Possibilities Podcast Episode: 4
Digitization isn’t coming to media companies. It’s already here. Just ask the music industry about the Napster panic.
How does a media company survive, much less thrive, in an era of digitization?
Craig Besnoy knows all about digitization, and how quickly it can change an industry. He was working in the music industry in the early 2000s when Napster sent the music industry into a panic.
On this episode of the podcast, Craig joined us to illustrate how media companies can not only exist, but succeed, in the digital market. Here’s how it all went down.
The Music Industry Was First With Digitization
All was well in the music industry. Until Napster came in 2000. Then, everything changed.
Napster brought about a significant change in how consumers valued music. Before, consumers would spend around 15 dollars on a CD with 10 songs. They’d skip eight or nine of them to listen to the two they really liked.
That all changed with Napster. After Napster, consumers were able to share music files across the internet and download only those songs they wanted.
What was the music industry’s first response? Lawsuits. They hoped they’d be able to lawyer up and stop the way consumers listened to music. But the more lawsuits the music industry brought, the more consumers turned to piracy to listen to music.
The days of $15 CDs were over, and if you can’t beat them, join them.
Access Over Value
After Napster, the value of an individual song was set at, or just above, zero. However, the access and the services attached to media held great value to consumers.
The music industry reworked its model, and eventually responded with various subscription services like iTunes and Spotify.
Craig noted how the music industry’s first response was miscalculated. If instead of lawsuits, the music industry had realized the game was already changed, the music industry may have had a say in the valuation of individual songs. Instead, they found themselves following rather than leading.
Music Isn’t the Only Media Being Digitized
Digitization isn’t unique to music. As access to greater bandwidth has increased, video has followed suit, and consumers feel similarly about other media content: They don’t want to purchase a 100-channel cable or satellite TV package to only receive the two channels they really want.
In the old days, HGTV provided their services to 130 million customers by selling to four or five major cable and satellite TV providers. Now, thanks to smartphones, they can deliver content directly to individual customers.
This provides a unique opportunity. Before, media outlets had no idea how their content was being consumed. Now, they have access to mounds of customer data.
Media companies have to shift their thinking -- they aren’t just providing media anymore. They are using data to create a variety of tailored content straight to their customers.
“Going from a Media Company to a data-driven media company is really important. And it’s going to be one of the key factors in the successes of a media company going forward,” Craig Said
Subscription + Ads + Commerce = Average Revenue Per User
The way media companies are thriving now, is by employing a variety of methods to drive revenue.
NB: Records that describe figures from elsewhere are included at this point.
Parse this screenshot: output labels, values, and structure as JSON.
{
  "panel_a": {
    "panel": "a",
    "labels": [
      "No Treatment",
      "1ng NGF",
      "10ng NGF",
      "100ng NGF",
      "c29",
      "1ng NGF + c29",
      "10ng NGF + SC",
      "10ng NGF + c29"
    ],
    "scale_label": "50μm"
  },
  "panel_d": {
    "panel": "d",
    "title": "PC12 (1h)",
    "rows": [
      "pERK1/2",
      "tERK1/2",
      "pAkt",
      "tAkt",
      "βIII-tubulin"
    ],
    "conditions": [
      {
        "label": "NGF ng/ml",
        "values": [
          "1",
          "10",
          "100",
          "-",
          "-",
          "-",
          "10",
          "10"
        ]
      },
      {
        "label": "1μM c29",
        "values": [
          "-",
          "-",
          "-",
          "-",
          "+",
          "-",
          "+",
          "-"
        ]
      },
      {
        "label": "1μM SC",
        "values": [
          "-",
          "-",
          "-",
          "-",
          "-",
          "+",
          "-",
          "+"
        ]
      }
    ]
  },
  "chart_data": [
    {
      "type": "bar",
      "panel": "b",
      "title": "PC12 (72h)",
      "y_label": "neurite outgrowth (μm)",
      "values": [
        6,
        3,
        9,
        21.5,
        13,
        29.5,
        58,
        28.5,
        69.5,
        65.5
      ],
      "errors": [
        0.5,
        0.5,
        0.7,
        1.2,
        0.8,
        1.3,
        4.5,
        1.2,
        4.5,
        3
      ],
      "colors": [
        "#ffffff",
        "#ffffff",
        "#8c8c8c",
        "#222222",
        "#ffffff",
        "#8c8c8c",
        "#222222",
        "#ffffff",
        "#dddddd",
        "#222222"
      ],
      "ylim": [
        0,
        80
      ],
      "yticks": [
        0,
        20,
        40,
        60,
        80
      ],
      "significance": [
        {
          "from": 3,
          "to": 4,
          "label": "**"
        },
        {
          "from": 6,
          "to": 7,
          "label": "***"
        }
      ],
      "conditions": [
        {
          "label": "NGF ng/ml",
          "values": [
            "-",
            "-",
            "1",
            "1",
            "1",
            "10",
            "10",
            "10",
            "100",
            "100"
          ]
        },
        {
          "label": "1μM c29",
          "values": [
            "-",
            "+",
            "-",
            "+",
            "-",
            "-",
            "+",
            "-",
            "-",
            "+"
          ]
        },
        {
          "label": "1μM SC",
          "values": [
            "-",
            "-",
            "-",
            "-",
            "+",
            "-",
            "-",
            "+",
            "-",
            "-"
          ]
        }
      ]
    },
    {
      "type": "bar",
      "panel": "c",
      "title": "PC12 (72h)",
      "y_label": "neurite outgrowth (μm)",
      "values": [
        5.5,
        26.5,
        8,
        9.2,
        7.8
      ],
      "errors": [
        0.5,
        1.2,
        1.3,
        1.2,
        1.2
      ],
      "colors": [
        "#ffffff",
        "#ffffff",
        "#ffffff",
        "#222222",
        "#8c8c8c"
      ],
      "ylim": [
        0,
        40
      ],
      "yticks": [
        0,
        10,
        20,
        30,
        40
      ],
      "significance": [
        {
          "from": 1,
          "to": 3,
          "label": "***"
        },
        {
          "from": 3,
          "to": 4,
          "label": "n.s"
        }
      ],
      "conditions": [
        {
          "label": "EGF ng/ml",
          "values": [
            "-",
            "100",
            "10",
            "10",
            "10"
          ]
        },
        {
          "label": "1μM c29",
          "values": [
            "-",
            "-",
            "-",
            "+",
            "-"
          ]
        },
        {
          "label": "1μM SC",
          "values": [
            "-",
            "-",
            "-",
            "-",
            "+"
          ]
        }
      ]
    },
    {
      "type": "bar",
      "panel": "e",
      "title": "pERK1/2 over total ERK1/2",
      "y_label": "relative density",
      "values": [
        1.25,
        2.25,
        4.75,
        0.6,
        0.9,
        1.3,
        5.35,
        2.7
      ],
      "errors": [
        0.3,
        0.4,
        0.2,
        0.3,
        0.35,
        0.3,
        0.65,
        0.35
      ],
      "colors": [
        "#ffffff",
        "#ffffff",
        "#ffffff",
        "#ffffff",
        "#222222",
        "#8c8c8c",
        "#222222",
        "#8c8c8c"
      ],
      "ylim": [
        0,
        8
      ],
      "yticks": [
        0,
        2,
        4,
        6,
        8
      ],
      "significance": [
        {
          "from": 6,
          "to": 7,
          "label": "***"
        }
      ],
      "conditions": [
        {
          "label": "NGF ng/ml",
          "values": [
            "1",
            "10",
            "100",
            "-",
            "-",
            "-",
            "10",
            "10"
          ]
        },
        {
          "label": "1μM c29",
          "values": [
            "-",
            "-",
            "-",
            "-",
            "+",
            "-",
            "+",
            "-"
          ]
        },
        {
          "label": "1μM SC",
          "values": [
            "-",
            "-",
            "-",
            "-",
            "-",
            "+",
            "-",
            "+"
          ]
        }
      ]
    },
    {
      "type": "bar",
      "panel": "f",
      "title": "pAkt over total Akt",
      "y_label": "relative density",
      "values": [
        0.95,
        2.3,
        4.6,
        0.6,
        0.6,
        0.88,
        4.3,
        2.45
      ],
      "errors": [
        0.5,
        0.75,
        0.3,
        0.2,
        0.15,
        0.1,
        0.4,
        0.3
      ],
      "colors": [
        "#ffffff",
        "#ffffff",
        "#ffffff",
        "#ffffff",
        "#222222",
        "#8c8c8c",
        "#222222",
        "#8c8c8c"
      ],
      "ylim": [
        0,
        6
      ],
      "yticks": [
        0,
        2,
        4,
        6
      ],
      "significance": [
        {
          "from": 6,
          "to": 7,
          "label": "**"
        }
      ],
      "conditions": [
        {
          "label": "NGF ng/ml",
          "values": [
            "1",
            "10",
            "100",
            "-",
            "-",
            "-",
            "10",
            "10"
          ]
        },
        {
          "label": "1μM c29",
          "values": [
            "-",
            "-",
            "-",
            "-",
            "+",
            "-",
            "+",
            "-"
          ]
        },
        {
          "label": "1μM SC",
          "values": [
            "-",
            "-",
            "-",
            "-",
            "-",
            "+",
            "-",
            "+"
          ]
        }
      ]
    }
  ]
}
Three main categories of revenue exists: subscription fees, advertisements, and commerce.
Using a variety of methods for different users, a company can add all these revenue streams together. Then, by dividing the total revenue by the total number of users, you reach a number called Average Revenue Per User or ARPU.
Using Mixed Models to Drive ARPU
One individual may be satisfied paying $15 month subscription for the ESPN app to have access to content. Someone in a different income bracket may want access to the same content without the subscription fee. So to generate the same revenue from that customer, a company could show them additional advertisement, thus driving the same ARPU from both.
3 Phases of Customer Data Analytics
How does a company strategize and employ these various methods? They need to use their data to empower their mixed model methods using three steps:
1. Unified Customer View: Media companies must synthesize and integrate their data from consumers across different platforms to create a single-view of the customer.
Example: A company whose asset is Bruno Mars. Alex is a fan who listens to Bruno Mars and goes to concerts, and is in a Facebook fan group.
The company needs to bring all these touchpoints together so they can synthesize how their product is being consumed. What tickets did Alex buy, front-row or nosebleed seats? Did Alex post pics across social media? How often does Alex stream the music?
2. Increase Business Intelligence: In Phase 2, companies can define user profiles, test analytics, and generate algorithms that will establish their KPI metrics (Key Performance Indicator). Ultimately these answers will help a company determine their ARPU.
3. Test Mixed Revenue Models: In phase 3, companies can test their mixed revenue models against the analytics they’ve established. What offers work with which customer profiles?
4. Decision Science: Companies can apply the knowledge they’ve received into making decisions. Using Artificial Intelligence they can determine which mixed models drive the highest ARPU.
Media companies can survive in today’s market. In fact, they can thrive. To do so will require an entire rethinking of how they deploy their content, and how they drive revenue.
By collecting and analyzing their customer data, they can provide highly individualized content to consumers and drive ARPU.
By transforming into a data-driven media company versus a media company, they can lead instead of follow the market. We can all learn a lesson from the music industry.